Another recommendation is the stricter monitoring and implementation of the
Cheaper Medicines Act since it has provisions that need closer monitoring for them to be effective among which is the generics only provision of the Law.
Furthermore, the President must exercise the power afforded to her to set the
maximum retail price (MRP) of medicines upon recommendation of the Health Secretary. The President must at least immediately impose the MRP of essential drug products especially for those that are the most used drugs in the country like the calcium antagonists which are prescribed for hypertension, the antibiotics, and those that are needed for nutrition like micro-nutrient drugs for children and pregnant women.
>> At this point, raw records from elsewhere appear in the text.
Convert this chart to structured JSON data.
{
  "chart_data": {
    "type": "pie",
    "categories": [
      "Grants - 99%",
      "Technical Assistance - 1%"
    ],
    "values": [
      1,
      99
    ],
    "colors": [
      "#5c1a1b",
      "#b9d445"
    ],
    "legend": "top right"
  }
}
In addition, BFAD, being the lead agency in drug regulation must have the
capacity to perform its job efficiently and effectively. It is therefore recommended that the Senate Bill (SB) 2645 or the BFAD strengthening bill which seeks to strengthen the regulatory capacity of BFAD by establishing adequate testing laboratories and field offices, upgrading their equipment, augmenting their human resources, and giving it the authority to retain its income.
Strengthening the regulator will ensure that quality testing and certification of
drugs are done in a fast and effective manner thereby reducing the transaction costs that drug manufacturing companies may incur due to delays and lack of testing equipment of the BFAD.
Having an effective and holistic drug policy indeed is essential. More than having
the necessary legislation and laws, it is also important that mechanisms to spur competition are present, as in this case, the Botika ng Barangay, and the parallel drug importation program of the government. The best way to deal with monopolistic tendencies of the drug industry does not rest entirely upon setting up price control mechanisms; rather, it rests in setting up the right competitive environment for the sector.